Michael - the initializer/globals pattern still might be necessary if you need to create an object AFTER a worker process has been instantiated (i.e. a database connection). Further, the user may want to access all of the niceties of Pool, like imap, imap_unordered, etc.  The goal (IMO) would be to preserve an interface which many Python users have grown accustomed to, and to allow them to access this optimization out-of-the-bag.

Having talked to folks at the Boston Python meetup, folks on my dev team, and perusing stack overflow, this "instance method parallelization" is a pretty common pattern that is often times a negative return on investment for the developer, due to the implicit implementation detail of pickling the function (and object) once per task.

Is anyone open to reviewing a PR concerning this optimization of Pool, delivered as a subclass? This feature restricts the number of unique tasks being executed by workers at once to 1, while allowing aggressive subprocess-level function cacheing to prevent repeated serialization/deserialization of large functions/closures. The use case is s.t. the user only ever needs 1 call to Pool.map(func, ls) (or friends) executing at once, when `func` has a non-trivial memory footprint.

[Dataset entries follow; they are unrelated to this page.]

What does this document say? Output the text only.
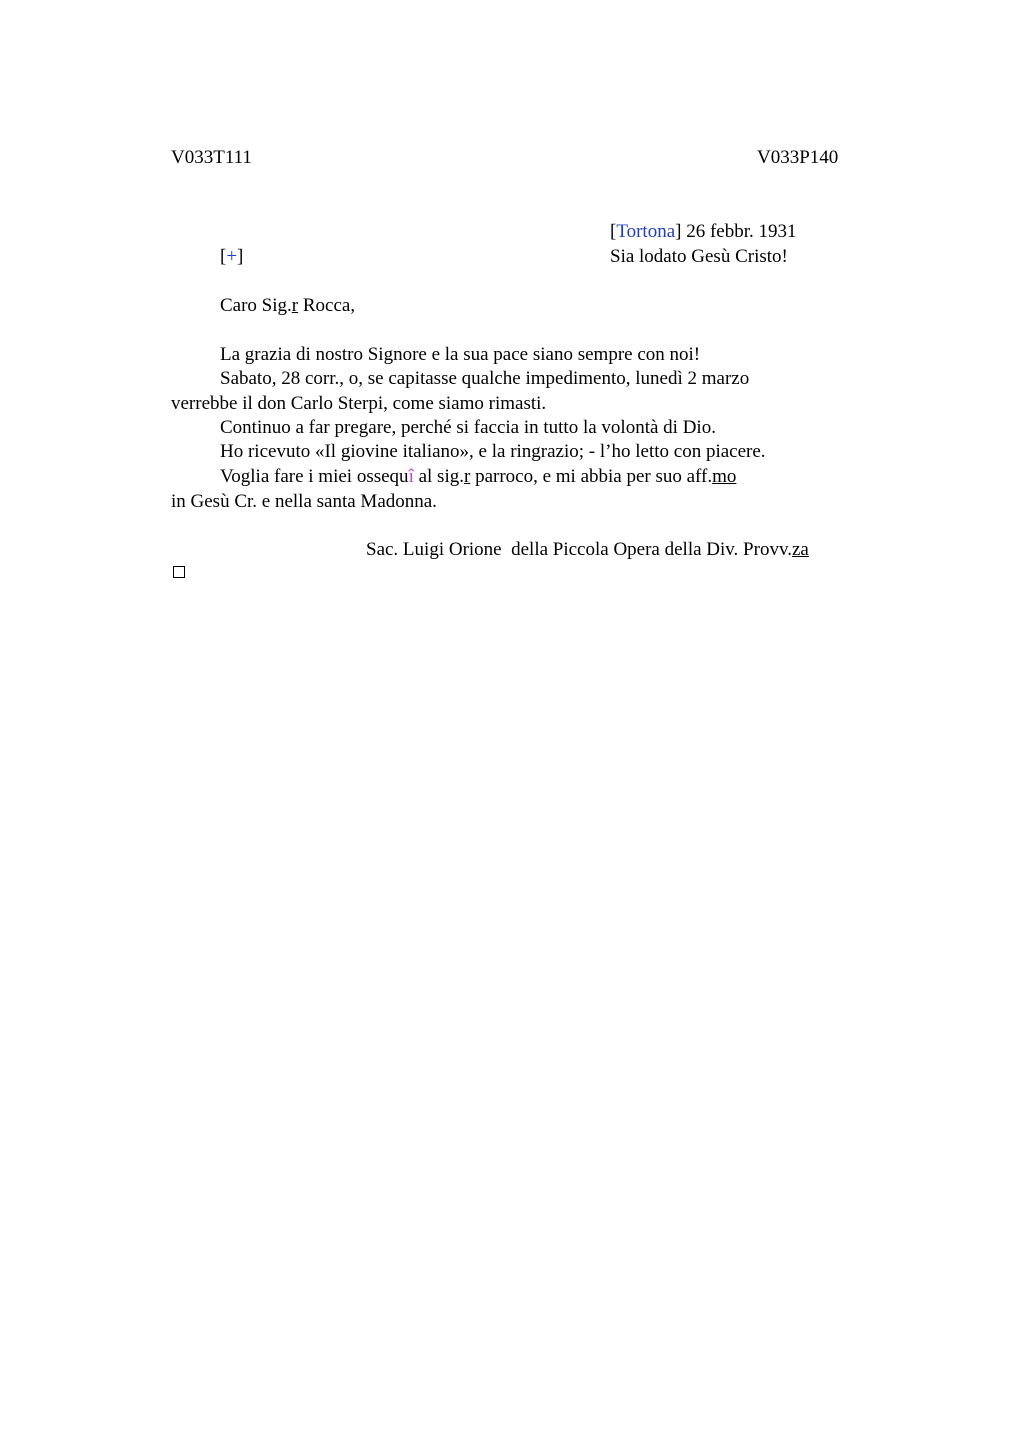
V033T111	V033P140
[Tortona] 26 febbr. 1931
[+]	Sia lodato Gesù Cristo!
Caro Sig.r Rocca,
La grazia di nostro Signore e la sua pace siano sempre con noi!
Sabato, 28 corr., o, se capitasse qualche impedimento, lunedì 2 marzo
verrebbe il don Carlo Sterpi, come siamo rimasti.
Continuo a far pregare, perché si faccia in tutto la volontà di Dio.
Ho ricevuto «Il giovine italiano», e la ringrazio; - l’ho letto con piacere.
Voglia fare i miei ossequî al sig.r parroco, e mi abbia per suo aff.mo
in Gesù Cr. e nella santa Madonna.
Sac. Luigi Orione  della Piccola Opera della Div. Provv.za
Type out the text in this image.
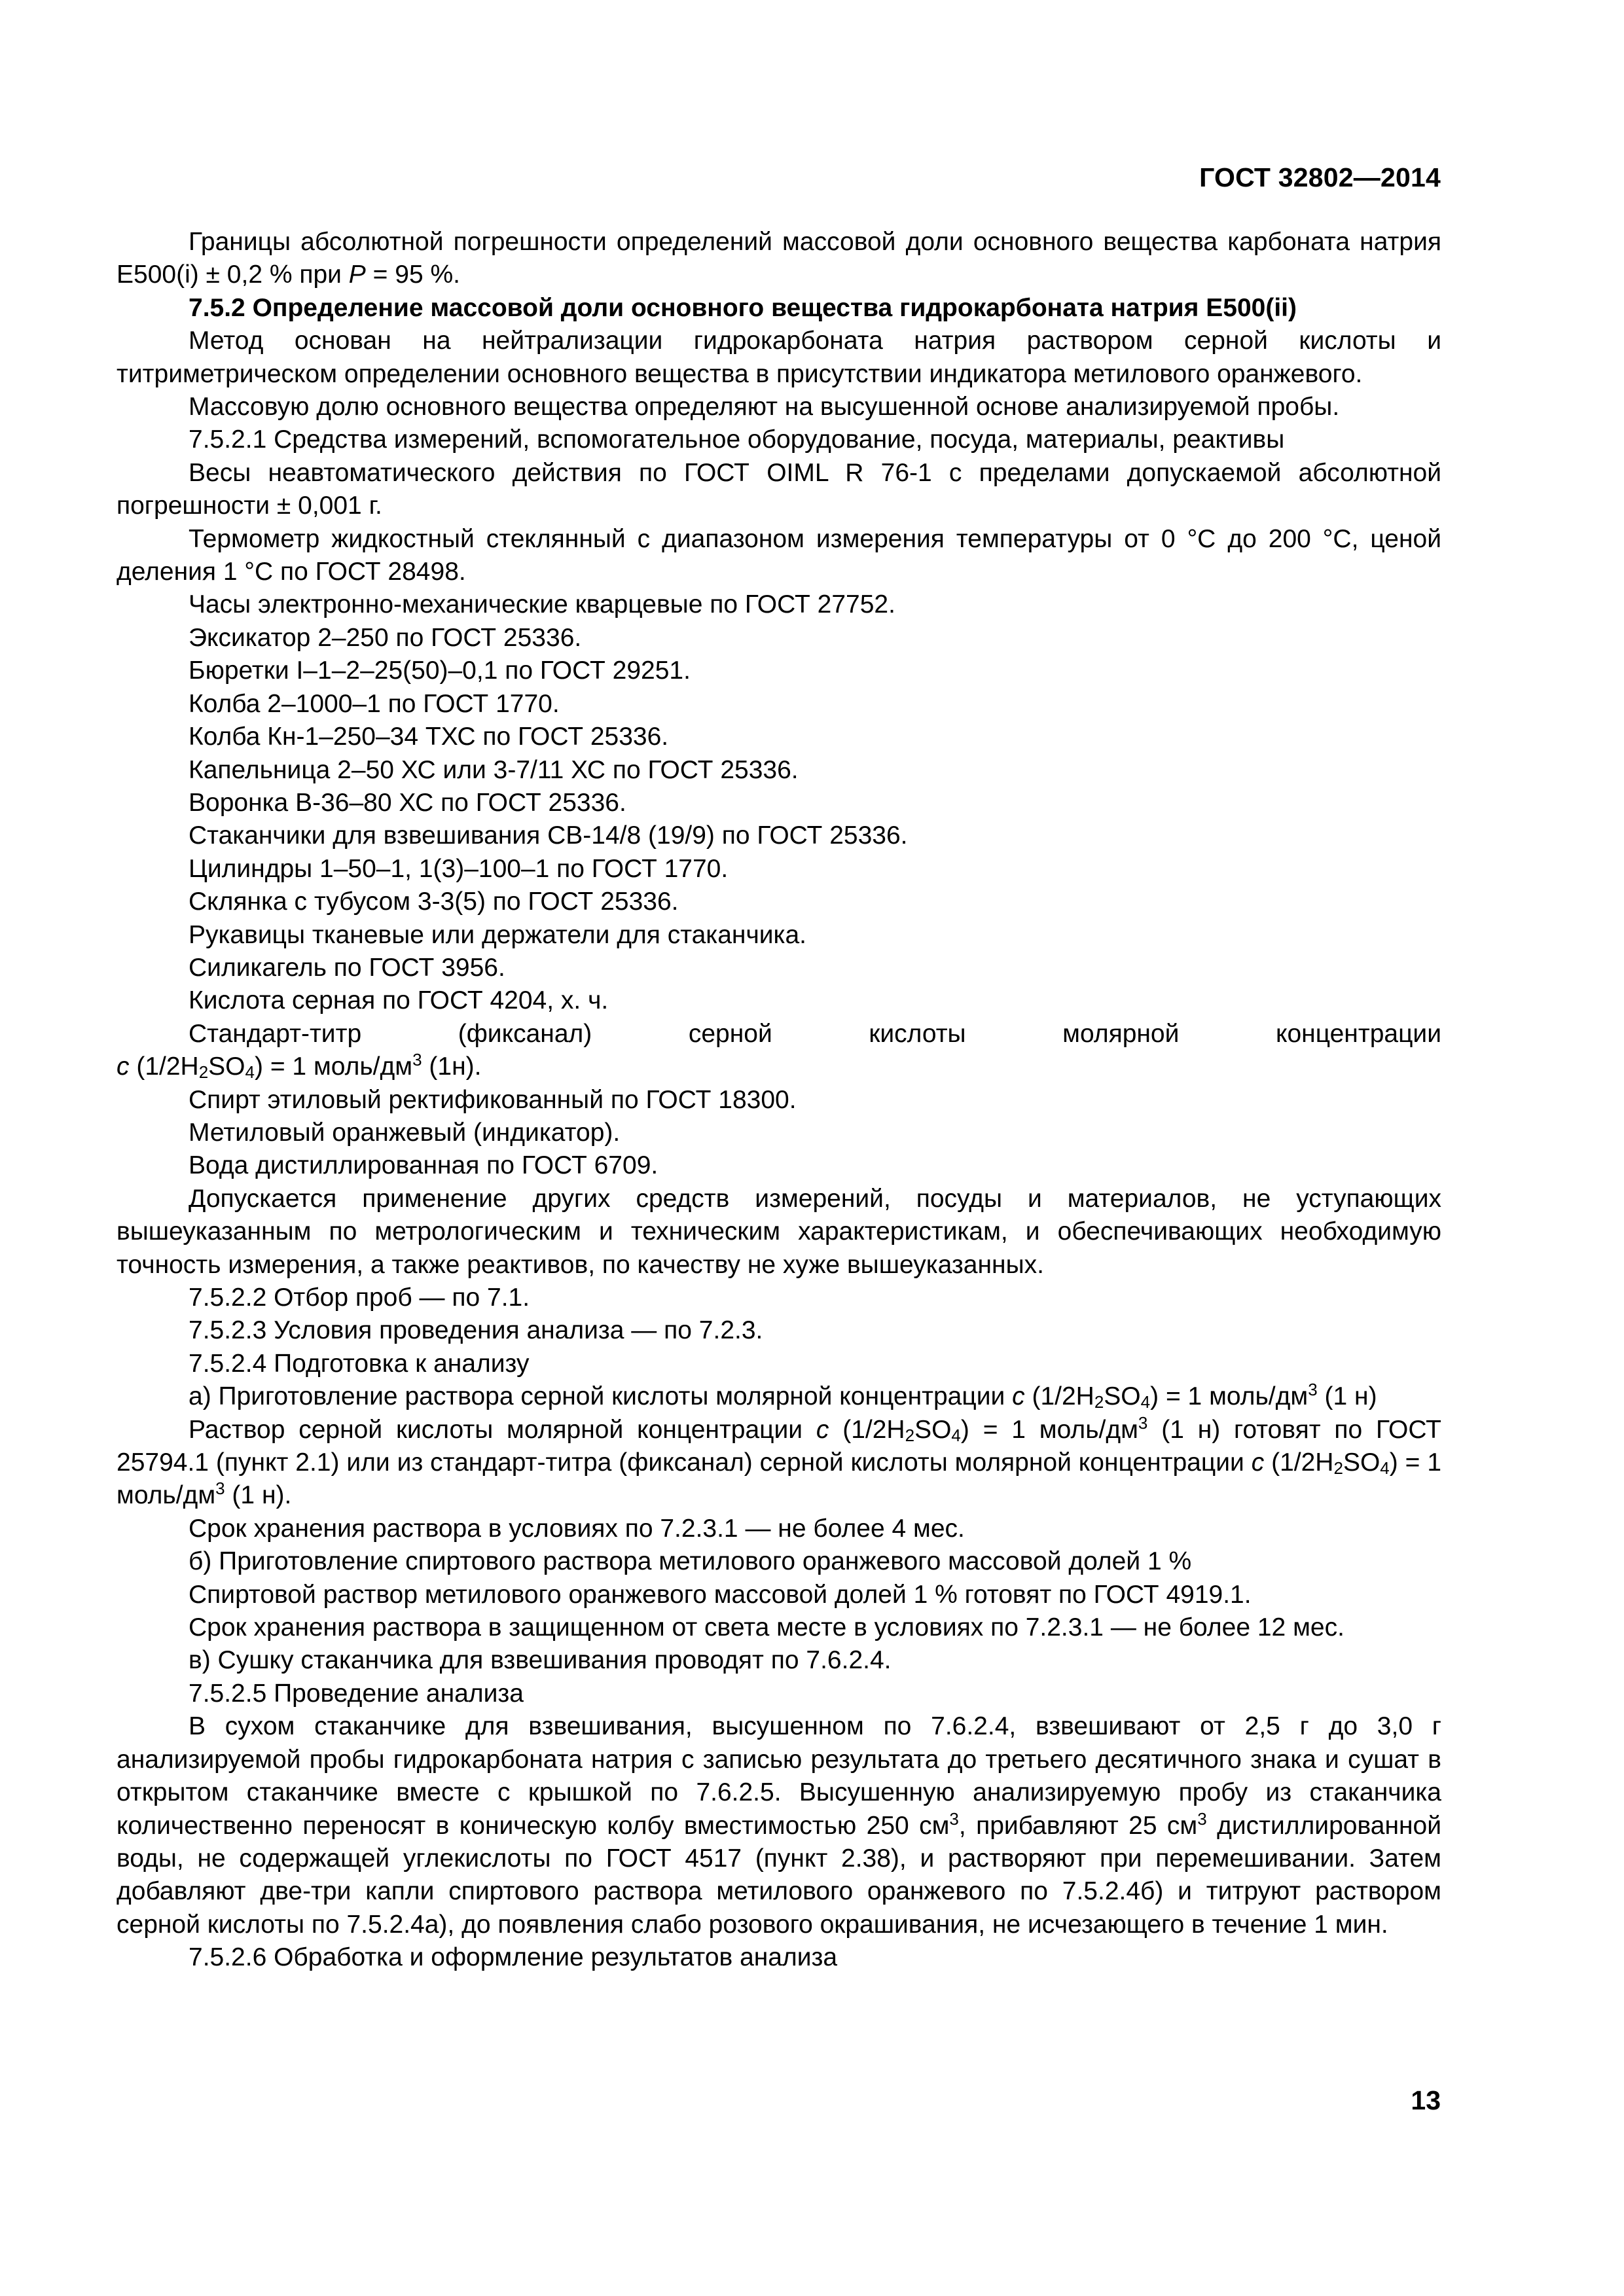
ГОСТ 32802—2014

Границы абсолютной погрешности определений массовой доли основного вещества карбоната натрия Е500(i) ± 0,2 % при P = 95 %.

7.5.2 Определение массовой доли основного вещества гидрокарбоната натрия Е500(ii)

Метод основан на нейтрализации гидрокарбоната натрия раствором серной кислоты и титриметрическом определении основного вещества в присутствии индикатора метилового оранжевого.

Массовую долю основного вещества определяют на высушенной основе анализируемой пробы.

7.5.2.1 Средства измерений, вспомогательное оборудование, посуда, материалы, реактивы

Весы неавтоматического действия по ГОСТ OIML R 76-1 с пределами допускаемой абсолютной погрешности ± 0,001 г.

Термометр жидкостный стеклянный с диапазоном измерения температуры от 0 °С до 200 °С, ценой деления 1 °С по ГОСТ 28498.

Часы электронно-механические кварцевые по ГОСТ 27752.

Эксикатор 2–250 по ГОСТ 25336.

Бюретки I–1–2–25(50)–0,1 по ГОСТ 29251.

Колба 2–1000–1 по ГОСТ 1770.

Колба Кн-1–250–34 ТХС по ГОСТ 25336.

Капельница 2–50 ХС или 3-7/11 ХС по ГОСТ 25336.

Воронка В-36–80 ХС по ГОСТ 25336.

Стаканчики для взвешивания СВ-14/8 (19/9) по ГОСТ 25336.

Цилиндры 1–50–1, 1(3)–100–1 по ГОСТ 1770.

Склянка с тубусом 3-3(5) по ГОСТ 25336.

Рукавицы тканевые или держатели для стаканчика.

Силикагель по ГОСТ 3956.

Кислота серная по ГОСТ 4204, х. ч.

Стандарт-титр (фиксанал) серной кислоты молярной концентрации

c $(1/2H_2SO_4) = 1$ моль/$дм^3$ (1н).

Спирт этиловый ректификованный по ГОСТ 18300.

Метиловый оранжевый (индикатор).

Вода дистиллированная по ГОСТ 6709.

Допускается применение других средств измерений, посуды и материалов, не уступающих вышеуказанным по метрологическим и техническим характеристикам, и обеспечивающих необходимую точность измерения, а также реактивов, по качеству не хуже вышеуказанных.

7.5.2.2 Отбор проб — по 7.1.

7.5.2.3 Условия проведения анализа — по 7.2.3.

7.5.2.4 Подготовка к анализу

а) Приготовление раствора серной кислоты молярной концентрации c $(1/2H_2SO_4) = 1$ моль/$дм^3$ (1 н)

Раствор серной кислоты молярной концентрации c $(1/2H_2SO_4) = 1$ моль/$дм^3$ (1 н) готовят по ГОСТ 25794.1 (пункт 2.1) или из стандарт-титра (фиксанал) серной кислоты молярной концентрации c $(1/2H_2SO_4) = 1$ моль/$дм^3$ (1 н).

Срок хранения раствора в условиях по 7.2.3.1 — не более 4 мес.

б) Приготовление спиртового раствора метилового оранжевого массовой долей 1 %

Спиртовой раствор метилового оранжевого массовой долей 1 % готовят по ГОСТ 4919.1.

Срок хранения раствора в защищенном от света месте в условиях по 7.2.3.1 — не более 12 мес.

в) Сушку стаканчика для взвешивания проводят по 7.6.2.4.

7.5.2.5 Проведение анализа

В сухом стаканчике для взвешивания, высушенном по 7.6.2.4, взвешивают от 2,5 г до 3,0 г анализируемой пробы гидрокарбоната натрия с записью результата до третьего десятичного знака и сушат в открытом стаканчике вместе с крышкой по 7.6.2.5. Высушенную анализируемую пробу из стаканчика количественно переносят в коническую колбу вместимостью 250 $см^3$, прибавляют 25 $см^3$ дистиллированной воды, не содержащей углекислоты по ГОСТ 4517 (пункт 2.38), и растворяют при перемешивании. Затем добавляют две-три капли спиртового раствора метилового оранжевого по 7.5.2.4б) и титруют раствором серной кислоты по 7.5.2.4а), до появления слабо розового окрашивания, не исчезающего в течение 1 мин.

7.5.2.6 Обработка и оформление результатов анализа

13
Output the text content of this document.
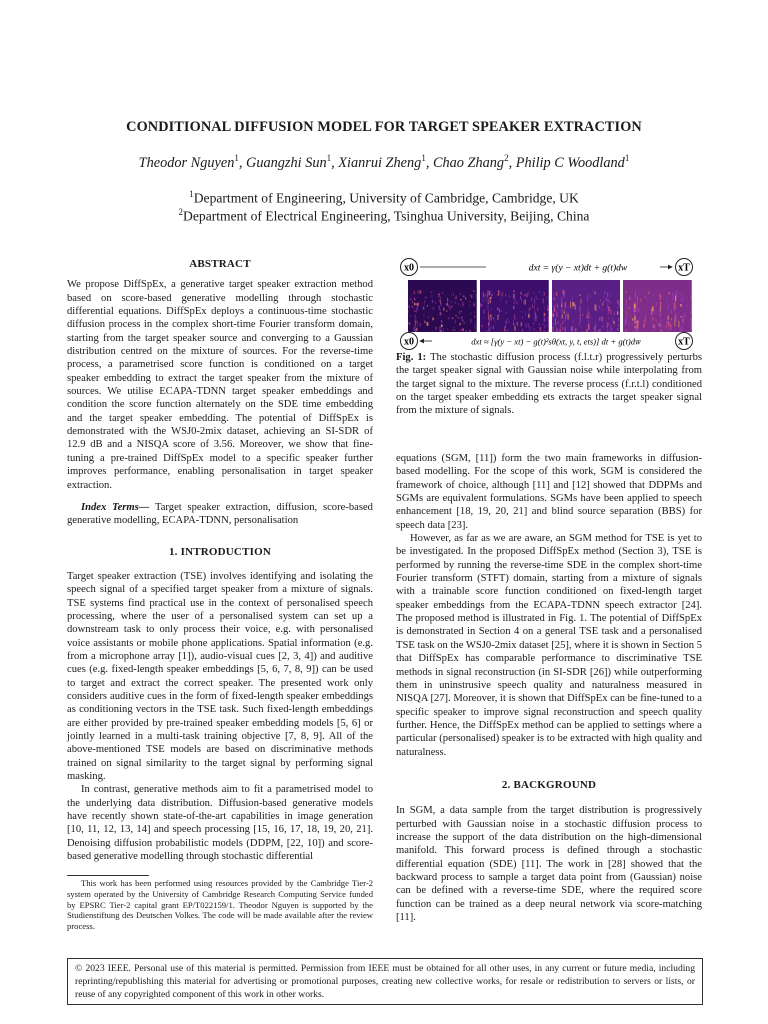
CONDITIONAL DIFFUSION MODEL FOR TARGET SPEAKER EXTRACTION
Theodor Nguyen$^1$, Guangzhi Sun$^1$, Xianrui Zheng$^1$, Chao Zhang$^2$, Philip C Woodland$^1$
$^1$Department of Engineering, University of Cambridge, Cambridge, UK
$^2$Department of Electrical Engineering, Tsinghua University, Beijing, China

ABSTRACT

We propose DiffSpEx, a generative target speaker extraction method based on score-based generative modelling through stochastic differential equations. DiffSpEx deploys a continuous-time stochastic diffusion process in the complex short-time Fourier transform domain, starting from the target speaker source and converging to a Gaussian distribution centred on the mixture of sources. For the reverse-time process, a parametrised score function is conditioned on a target speaker embedding to extract the target speaker from the mixture of sources. We utilise ECAPA-TDNN target speaker embeddings and condition the score function alternately on the SDE time embedding and the target speaker embedding. The potential of DiffSpEx is demonstrated with the WSJ0-2mix dataset, achieving an SI-SDR of 12.9 dB and a NISQA score of 3.56. Moreover, we show that fine-tuning a pre-trained DiffSpEx model to a specific speaker further improves performance, enabling personalisation in target speaker extraction.

Index Terms— Target speaker extraction, diffusion, score-based generative modelling, ECAPA-TDNN, personalisation

1. INTRODUCTION

Target speaker extraction (TSE) involves identifying and isolating the speech signal of a specified target speaker from a mixture of signals. TSE systems find practical use in the context of personalised speech processing, where the user of a personalised system can set up a downstream task to only process their voice, e.g. with personalised voice assistants or mobile phone applications. Spatial information (e.g. from a microphone array [1]), audio-visual cues [2, 3, 4]) and auditive cues (e.g. fixed-length speaker embeddings [5, 6, 7, 8, 9]) can be used to target and extract the correct speaker. The presented work only considers auditive cues in the form of fixed-length speaker embeddings as conditioning vectors in the TSE task. Such fixed-length embeddings are either provided by pre-trained speaker embedding models [5, 6] or jointly learned in a multi-task training objective [7, 8, 9]. All of the above-mentioned TSE models are based on discriminative methods trained on signal similarity to the target signal by performing signal masking.

In contrast, generative methods aim to fit a parametrised model to the underlying data distribution. Diffusion-based generative models have recently shown state-of-the-art capabilities in image generation [10, 11, 12, 13, 14] and speech processing [15, 16, 17, 18, 19, 20, 21]. Denoising diffusion probabilistic models (DDPM, [22, 10]) and score-based generative modelling through stochastic differential

This work has been performed using resources provided by the Cambridge Tier-2 system operated by the University of Cambridge Research Computing Service funded by EPSRC Tier-2 capital grant EP/T022159/1. Theodor Nguyen is supported by the Studienstiftung des Deutschen Volkes. The code will be made available after the review process.
x0	dxt = γ(y − xt)dt + g(t)dw	xT
x0	dxt ≈ [γ(y − xt) − g(t)²sθ(xt, y, t, ets)] dt + g(t)dw̄	xT
Fig. 1: The stochastic diffusion process (f.l.t.r) progressively perturbs the target speaker signal with Gaussian noise while interpolating from the target signal to the mixture. The reverse process (f.r.t.l) conditioned on the target speaker embedding ets extracts the target speaker signal from the mixture of signals.

equations (SGM, [11]) form the two main frameworks in diffusion-based modelling. For the scope of this work, SGM is considered the framework of choice, although [11] and [12] showed that DDPMs and SGMs are equivalent formulations. SGMs have been applied to speech enhancement [18, 19, 20, 21] and blind source separation (BBS) for speech data [23].

However, as far as we are aware, an SGM method for TSE is yet to be investigated. In the proposed DiffSpEx method (Section 3), TSE is performed by running the reverse-time SDE in the complex short-time Fourier transform (STFT) domain, starting from a mixture of signals with a trainable score function conditioned on fixed-length target speaker embeddings from the ECAPA-TDNN speech extractor [24]. The proposed method is illustrated in Fig. 1. The potential of DiffSpEx is demonstrated in Section 4 on a general TSE task and a personalised TSE task on the WSJ0-2mix dataset [25], where it is shown in Section 5 that DiffSpEx has comparable performance to discriminative TSE methods in signal reconstruction (in SI-SDR [26]) while outperforming them in uninstrusive speech quality and naturalness measured in NISQA [27]. Moreover, it is shown that DiffSpEx can be fine-tuned to a specific speaker to improve signal reconstruction and speech quality further. Hence, the DiffSpEx method can be applied to settings where a particular (personalised) speaker is to be extracted with high quality and naturalness.

2. BACKGROUND

In SGM, a data sample from the target distribution is progressively perturbed with Gaussian noise in a stochastic diffusion process to increase the support of the data distribution on the high-dimensional manifold. This forward process is defined through a stochastic differential equation (SDE) [11]. The work in [28] showed that the backward process to sample a target data point from (Gaussian) noise can be defined with a reverse-time SDE, where the required score function can be trained as a deep neural network via score-matching [11].

© 2023 IEEE. Personal use of this material is permitted. Permission from IEEE must be obtained for all other uses, in any current or future media, including reprinting/republishing this material for advertising or promotional purposes, creating new collective works, for resale or redistribution to servers or lists, or reuse of any copyrighted component of this work in other works.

On Fri, Oct 19, 2018 at 4:06 PM Michael Selik <mike@selik.org> wrote:
On Fri, Oct 19, 2018 at 5:01 AM Sean Harrington <seanharr11@gmail.com> wrote:
I like the idea to extend the Pool class [to optimize the case when only one function is passed to the workers].

Why would this keep the same interface as the Pool class? If its workers are restricted to calling only one function, that should be passed into the Pool constructor. The map and apply methods would then only receive that function's args and not the function itself. You're also trying to avoid the initializer/globals pattern, so you could eliminate that parameter from the Pool constructor. In fact, it sounds more like you'd want a function than a class. You can call it "procmap" or similar. That's code I've written more than once.

    results = poolmap(func, iterable, processes=cpu_count())

The nuance is that, since there's no explicit context manager, you'll want to ensure the pool is shut down after all the tasks are finished, even if the results generator hasn't been fully consumed.